Miss Fanny Peabody Mason, was until her death in 1948, an active patron of music both in the United States and abroad. Her musical interests were piano, singing and chamber music. Miss Mason had met Doguereau early in his career and they became lifelong friends. Mason and Doguereau shared a vision of presenting classical music as a gift to general audiences. Bringing this vision to reality, Mason was benefactress of the Peabody Mason Concerts which Doguereau directed for 35 years bringing the best talent to Boston audiences, at the best venues, with no admission charge. Rudolph Elie of the Boston Herald hailed the Peabody Mason Concerts, "...of which Paul Doguereau, is at once one of the finest pianists in residence in the city and a musician of great discernment and sensibility, is the guiding spirit." Doguereau was a Fellow of the American Academy of Arts and Sciences, and frequently organized performances at the Academy.

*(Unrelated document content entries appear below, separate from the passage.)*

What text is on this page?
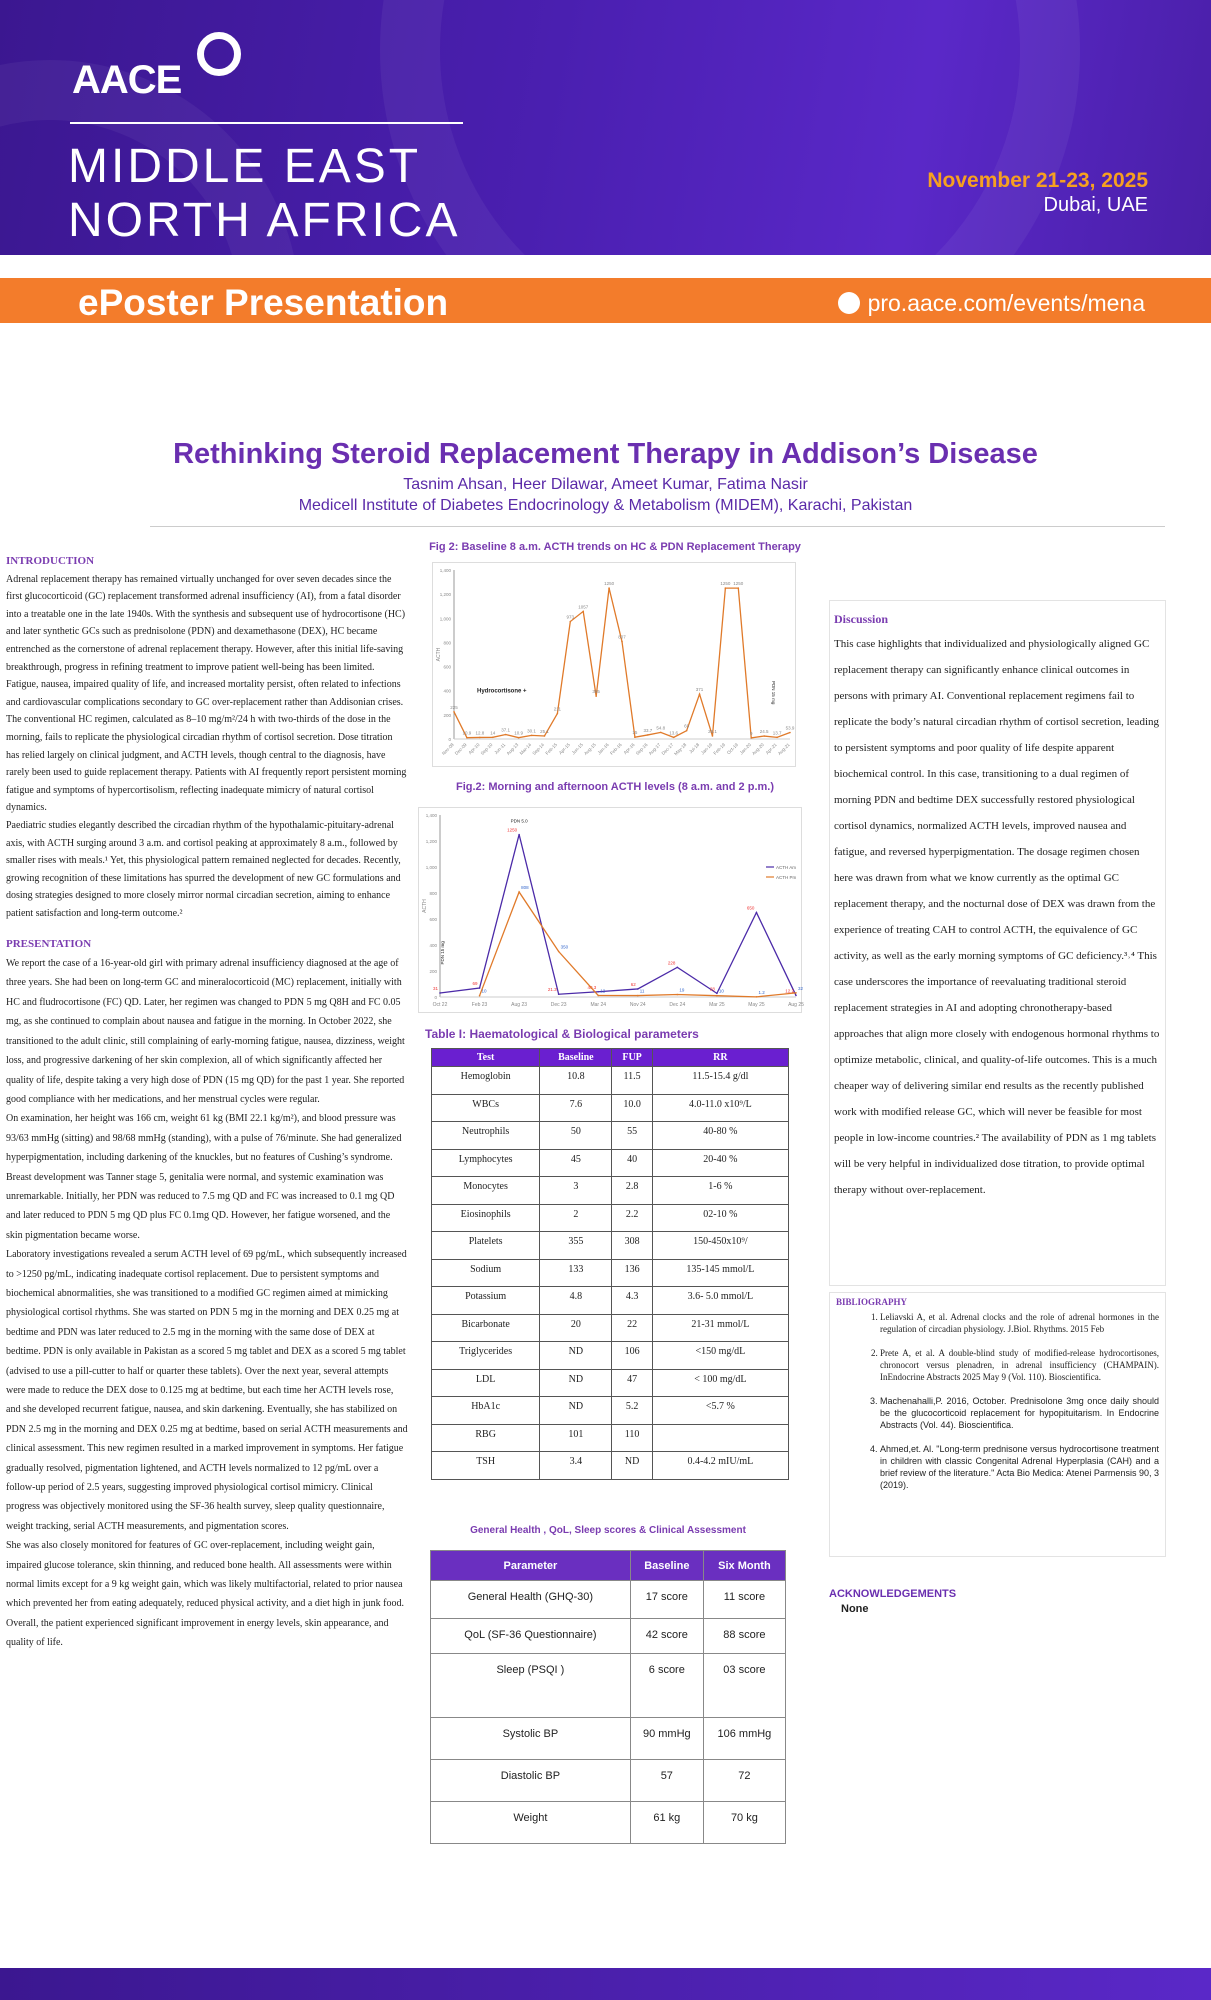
AACE
MIDDLE EAST
NORTH AFRICA
November 21-23, 2025
Dubai, UAE
ePoster Presentation	pro.aace.com/events/mena
Rethinking Steroid Replacement Therapy in Addison’s Disease
Tasnim Ahsan, Heer Dilawar, Ameet Kumar, Fatima Nasir
Medicell Institute of Diabetes Endocrinology & Metabolism (MIDEM), Karachi, Pakistan
INTRODUCTION

Adrenal replacement therapy has remained virtually unchanged for over seven decades since the first glucocorticoid (GC) replacement transformed adrenal insufficiency (AI), from a fatal disorder into a treatable one in the late 1940s. With the synthesis and subsequent use of hydrocortisone (HC) and later synthetic GCs such as prednisolone (PDN) and dexamethasone (DEX), HC became entrenched as the cornerstone of adrenal replacement therapy. However, after this initial life-saving breakthrough, progress in refining treatment to improve patient well-being has been limited. Fatigue, nausea, impaired quality of life, and increased mortality persist, often related to infections and cardiovascular complications secondary to GC over-replacement rather than Addisonian crises.

The conventional HC regimen, calculated as 8–10 mg/m²/24 h with two-thirds of the dose in the morning, fails to replicate the physiological circadian rhythm of cortisol secretion. Dose titration has relied largely on clinical judgment, and ACTH levels, though central to the diagnosis, have rarely been used to guide replacement therapy. Patients with AI frequently report persistent morning fatigue and symptoms of hypercortisolism, reflecting inadequate mimicry of natural cortisol dynamics.

Paediatric studies elegantly described the circadian rhythm of the hypothalamic-pituitary-adrenal axis, with ACTH surging around 3 a.m. and cortisol peaking at approximately 8 a.m., followed by smaller rises with meals.¹ Yet, this physiological pattern remained neglected for decades. Recently, growing recognition of these limitations has spurred the development of new GC formulations and dosing strategies designed to more closely mirror normal circadian secretion, aiming to enhance patient satisfaction and long-term outcome.²

PRESENTATION

We report the case of a 16-year-old girl with primary adrenal insufficiency diagnosed at the age of three years. She had been on long-term GC and mineralocorticoid (MC) replacement, initially with HC and fludrocortisone (FC) QD. Later, her regimen was changed to PDN 5 mg Q8H and FC 0.05 mg, as she continued to complain about nausea and fatigue in the morning. In October 2022, she transitioned to the adult clinic, still complaining of early-morning fatigue, nausea, dizziness, weight loss, and progressive darkening of her skin complexion, all of which significantly affected her quality of life, despite taking a very high dose of PDN (15 mg QD) for the past 1 year. She reported good compliance with her medications, and her menstrual cycles were regular.

On examination, her height was 166 cm, weight 61 kg (BMI 22.1 kg/m²), and blood pressure was 93/63 mmHg (sitting) and 98/68 mmHg (standing), with a pulse of 76/minute. She had generalized hyperpigmentation, including darkening of the knuckles, but no features of Cushing’s syndrome. Breast development was Tanner stage 5, genitalia were normal, and systemic examination was unremarkable. Initially, her PDN was reduced to 7.5 mg QD and FC was increased to 0.1 mg QD and later reduced to PDN 5 mg QD plus FC 0.1mg QD. However, her fatigue worsened, and the skin pigmentation became worse.

Laboratory investigations revealed a serum ACTH level of 69 pg/mL, which subsequently increased to >1250 pg/mL, indicating inadequate cortisol replacement. Due to persistent symptoms and biochemical abnormalities, she was transitioned to a modified GC regimen aimed at mimicking physiological cortisol rhythms. She was started on PDN 5 mg in the morning and DEX 0.25 mg at bedtime and PDN was later reduced to 2.5 mg in the morning with the same dose of DEX at bedtime. PDN is only available in Pakistan as a scored 5 mg tablet and DEX as a scored 5 mg tablet (advised to use a pill-cutter to half or quarter these tablets). Over the next year, several attempts were made to reduce the DEX dose to 0.125 mg at bedtime, but each time her ACTH levels rose, and she developed recurrent fatigue, nausea, and skin darkening. Eventually, she has stabilized on PDN 2.5 mg in the morning and DEX 0.25 mg at bedtime, based on serial ACTH measurements and clinical assessment. This new regimen resulted in a marked improvement in symptoms. Her fatigue gradually resolved, pigmentation lightened, and ACTH levels normalized to 12 pg/mL over a follow-up period of 2.5 years, suggesting improved physiological cortisol mimicry. Clinical progress was objectively monitored using the SF-36 health survey, sleep quality questionnaire, weight tracking, serial ACTH measurements, and pigmentation scores.

She was also closely monitored for features of GC over-replacement, including weight gain, impaired glucose tolerance, skin thinning, and reduced bone health. All assessments were within normal limits except for a 9 kg weight gain, which was likely multifactorial, related to prior nausea which prevented her from eating adequately, reduced physical activity, and a diet high in junk food. Overall, the patient experienced significant improvement in energy levels, skin appearance, and quality of life.

Fig 2: Baseline 8 a.m. ACTH trends on HC & PDN Replacement Therapy
0
200
400
600
800
1,000
1,200
1,400
ACTH
Nov-08 Dec-09 Apr-10 Sep-10 Jun-11 Aug-13 Mar-14 Sep-14 Feb-15 Apr-15 Jun-15 Aug-15 Jan-16 Feb-16 Apr-16 Sep-16 Aug-17 Dec-17
May-18 Jul-18 Jan-19 Feb-19 Oct-19 Jan-20 Aug-20 Apr-21 Aug-21
225
10.9 12.8 14
37.1
10.9 30.1 25.1
211
973
1057
355
1250
807
15 33.7
54.8
13.6
69
371
25.1
1250 1250
9 24.5 13.7
53.9
Hydrocortisone +	PDN 15 mg
Fig.2: Morning and afternoon ACTH levels (8 a.m. and 2 p.m.)
0
200
400
600
800
1,000
1,200
1,400
ACTH
Oct 22	Feb 23	Aug 23	Dec 23	Mar 24	Nov 24	Dec 24	Mar 25	May 25	Aug 25
31
69
1250
21.3	40.3
62
228
28
650
12.2
ACTH Am
10
808
350
12	11	19	10	1.2
32
ACTH Pm
PDN 15 mg
PDN 5.0
Table I: Haematological & Biological parameters
Test	Baseline	FUP	RR
Hemoglobin	10.8	11.5	11.5-15.4 g/dl
WBCs	7.6	10.0	4.0-11.0 x10⁹/L
Neutrophils	50	55	40-80 %
Lymphocytes	45	40	20-40 %
Monocytes	3	2.8	1-6 %
Eiosinophils	2	2.2	02-10 %
Platelets	355	308	150-450x10⁹/
Sodium	133	136	135-145 mmol/L
Potassium	4.8	4.3	3.6- 5.0 mmol/L
Bicarbonate	20	22	21-31 mmol/L
Triglycerides	ND	106	<150 mg/dL
LDL	ND	47	< 100 mg/dL
HbA1c	ND	5.2	<5.7 %
RBG	101	110	
TSH	3.4	ND	0.4-4.2 mIU/mL
General Health , QoL, Sleep scores & Clinical Assessment
Parameter	Baseline	Six Month
General Health (GHQ-30)	17 score	11 score
QoL (SF-36 Questionnaire)	42 score	88 score
Sleep (PSQI )	6 score	03 score
Systolic BP	90 mmHg	106 mmHg
Diastolic BP	57	72
Weight	61 kg	70 kg
Discussion
This case highlights that individualized and physiologically aligned GC replacement therapy can significantly enhance clinical outcomes in persons with primary AI. Conventional replacement regimens fail to replicate the body’s natural circadian rhythm of cortisol secretion, leading to persistent symptoms and poor quality of life despite apparent biochemical control. In this case, transitioning to a dual regimen of morning PDN and bedtime DEX successfully restored physiological cortisol dynamics, normalized ACTH levels, improved nausea and fatigue, and reversed hyperpigmentation. The dosage regimen chosen here was drawn from what we know currently as the optimal GC replacement therapy, and the nocturnal dose of DEX was drawn from the experience of treating CAH to control ACTH, the equivalence of GC activity, as well as the early morning symptoms of GC deficiency.³˒⁴ This case underscores the importance of reevaluating traditional steroid replacement strategies in AI and adopting chronotherapy-based approaches that align more closely with endogenous hormonal rhythms to optimize metabolic, clinical, and quality-of-life outcomes. This is a much cheaper way of delivering similar end results as the recently published work with modified release GC, which will never be feasible for most people in low-income countries.² The availability of PDN as 1 mg tablets will be very helpful in individualized dose titration, to provide optimal therapy without over-replacement.
BIBLIOGRAPHY
1. Leliavski A, et al. Adrenal clocks and the role of adrenal hormones in the regulation of circadian physiology. J.Biol. Rhythms. 2015 Feb
2. Prete A, et al. A double-blind study of modified-release hydrocortisones, chronocort versus plenadren, in adrenal insufficiency (CHAMPAIN). InEndocrine Abstracts 2025 May 9 (Vol. 110). Bioscientifica.
3. Machenahalli,P. 2016, October. Prednisolone 3mg once daily should be the glucocorticoid replacement for hypopituitarism. In Endocrine Abstracts (Vol. 44). Bioscientifica.
4. Ahmed,et. Al. "Long-term prednisone versus hydrocortisone treatment in children with classic Congenital Adrenal Hyperplasia (CAH) and a brief review of the literature." Acta Bio Medica: Atenei Parmensis 90, 3 (2019).
ACKNOWLEDGEMENTS
None
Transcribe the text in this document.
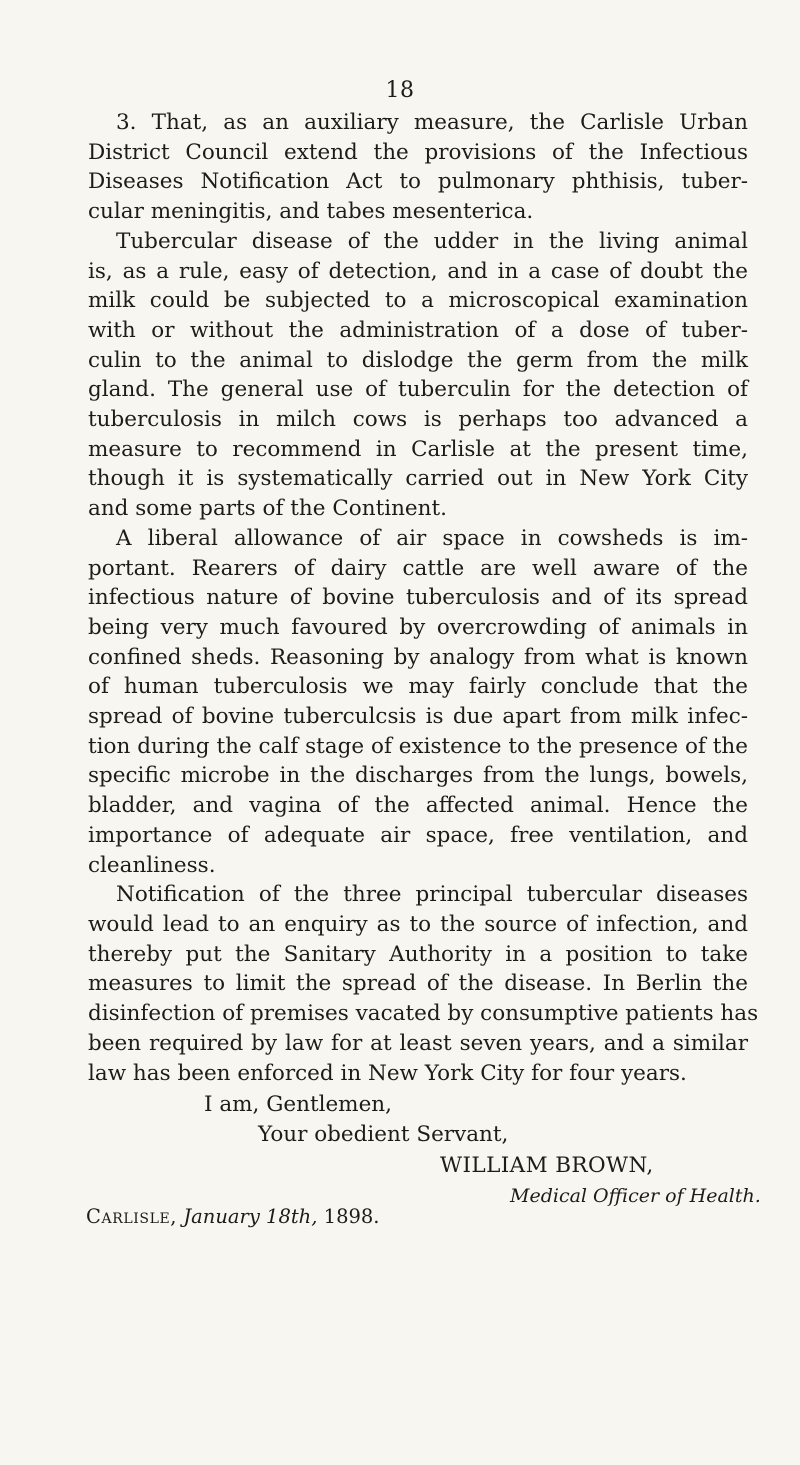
18
3. That, as an auxiliary measure, the Carlisle Urban
District Council extend the provisions of the Infectious
Diseases Notification Act to pulmonary phthisis, tuber-
cular meningitis, and tabes mesenterica.
Tubercular disease of the udder in the living animal
is, as a rule, easy of detection, and in a case of doubt the
milk could be subjected to a microscopical examination
with or without the administration of a dose of tuber-
culin to the animal to dislodge the germ from the milk
gland. The general use of tuberculin for the detection of
tuberculosis in milch cows is perhaps too advanced a
measure to recommend in Carlisle at the present time,
though it is systematically carried out in New York City
and some parts of the Continent.
A liberal allowance of air space in cowsheds is im-
portant. Rearers of dairy cattle are well aware of the
infectious nature of bovine tuberculosis and of its spread
being very much favoured by overcrowding of animals in
confined sheds. Reasoning by analogy from what is known
of human tuberculosis we may fairly conclude that the
spread of bovine tuberculcsis is due apart from milk infec-
tion during the calf stage of existence to the presence of the
specific microbe in the discharges from the lungs, bowels,
bladder, and vagina of the affected animal. Hence the
importance of adequate air space, free ventilation, and
cleanliness.
Notification of the three principal tubercular diseases
would lead to an enquiry as to the source of infection, and
thereby put the Sanitary Authority in a position to take
measures to limit the spread of the disease. In Berlin the
disinfection of premises vacated by consumptive patients has
been required by law for at least seven years, and a similar
law has been enforced in New York City for four years.
I am, Gentlemen,
Your obedient Servant,
WILLIAM BROWN,
Medical Officer of Health.
Carlisle, January 18th, 1898.
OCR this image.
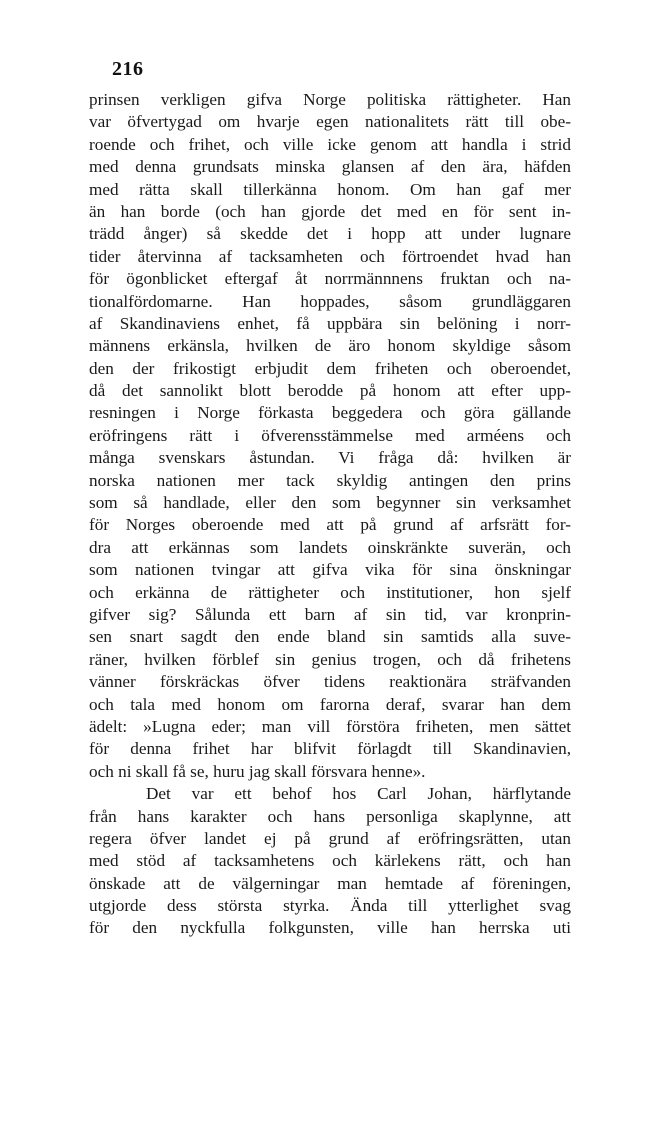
216
prinsen verkligen gifva Norge politiska rättigheter. Han
var öfvertygad om hvarje egen nationalitets rätt till obe-
roende och frihet, och ville icke genom att handla i strid
med denna grundsats minska glansen af den ära, häfden
med rätta skall tillerkänna honom. Om han gaf mer
än han borde (och han gjorde det med en för sent in-
trädd ånger) så skedde det i hopp att under lugnare
tider återvinna af tacksamheten och förtroendet hvad han
för ögonblicket eftergaf åt norrmännnens fruktan och na-
tionalfördomarne. Han hoppades, såsom grundläggaren
af Skandinaviens enhet, få uppbära sin belöning i norr-
männens erkänsla, hvilken de äro honom skyldige såsom
den der frikostigt erbjudit dem friheten och oberoendet,
då det sannolikt blott berodde på honom att efter upp-
resningen i Norge förkasta beggedera och göra gällande
eröfringens rätt i öfverensstämmelse med arméens och
många svenskars åstundan. Vi fråga då: hvilken är
norska nationen mer tack skyldig antingen den prins
som så handlade, eller den som begynner sin verksamhet
för Norges oberoende med att på grund af arfsrätt for-
dra att erkännas som landets oinskränkte suverän, och
som nationen tvingar att gifva vika för sina önskningar
och erkänna de rättigheter och institutioner, hon sjelf
gifver sig? Sålunda ett barn af sin tid, var kronprin-
sen snart sagdt den ende bland sin samtids alla suve-
räner, hvilken förblef sin genius trogen, och då frihetens
vänner förskräckas öfver tidens reaktionära sträfvanden
och tala med honom om farorna deraf, svarar han dem
ädelt: »Lugna eder; man vill förstöra friheten, men sättet
för denna frihet har blifvit förlagdt till Skandinavien,
och ni skall få se, huru jag skall försvara henne».
Det var ett behof hos Carl Johan, härflytande
från hans karakter och hans personliga skaplynne, att
regera öfver landet ej på grund af eröfringsrätten, utan
med stöd af tacksamhetens och kärlekens rätt, och han
önskade att de välgerningar man hemtade af föreningen,
utgjorde dess största styrka. Ända till ytterlighet svag
för den nyckfulla folkgunsten, ville han herrska uti
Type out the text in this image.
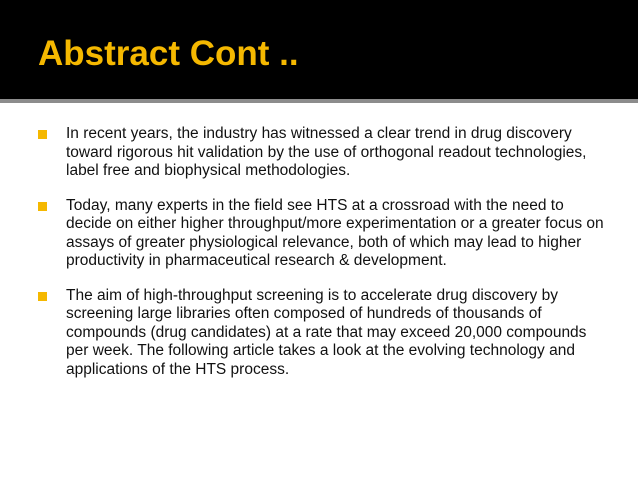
Abstract Cont ..
In recent years, the industry has witnessed a clear trend in drug discovery toward rigorous hit validation by the use of orthogonal readout technologies, label free and biophysical methodologies.
Today, many experts in the field see HTS at a crossroad with the need to decide on either higher throughput/more experimentation or a greater focus on assays of greater physiological relevance, both of which may lead to higher productivity in pharmaceutical research & development.
The aim of high-throughput screening is to accelerate drug discovery by screening large libraries often composed of hundreds of thousands of compounds (drug candidates) at a rate that may exceed 20,000 compounds per week. The following article takes a look at the evolving technology and applications of the HTS process.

Doguereau also organized the early Peabody Mason Piano Competitions, where he served as President and Artistic Director. The piano competition was inspired by Miss Mason's commitment to, and aspirations for, the arts and serves to showcase and encourage emerging piano talent. The first competition was held in 1981, with others following in 1984 and 1985. The grand prize winner received a yearly stipend plus a New York City and a Boston recital. The competition's rich heritage, its intermittent nature, and its generous prize have led to a significant reputation and cachet for the award.

A resident of Boston, Doguereau maintained a home in Mount Holly Township, New Jersey, and lived there at the time of his death with his adopted son Harrison James Wignall.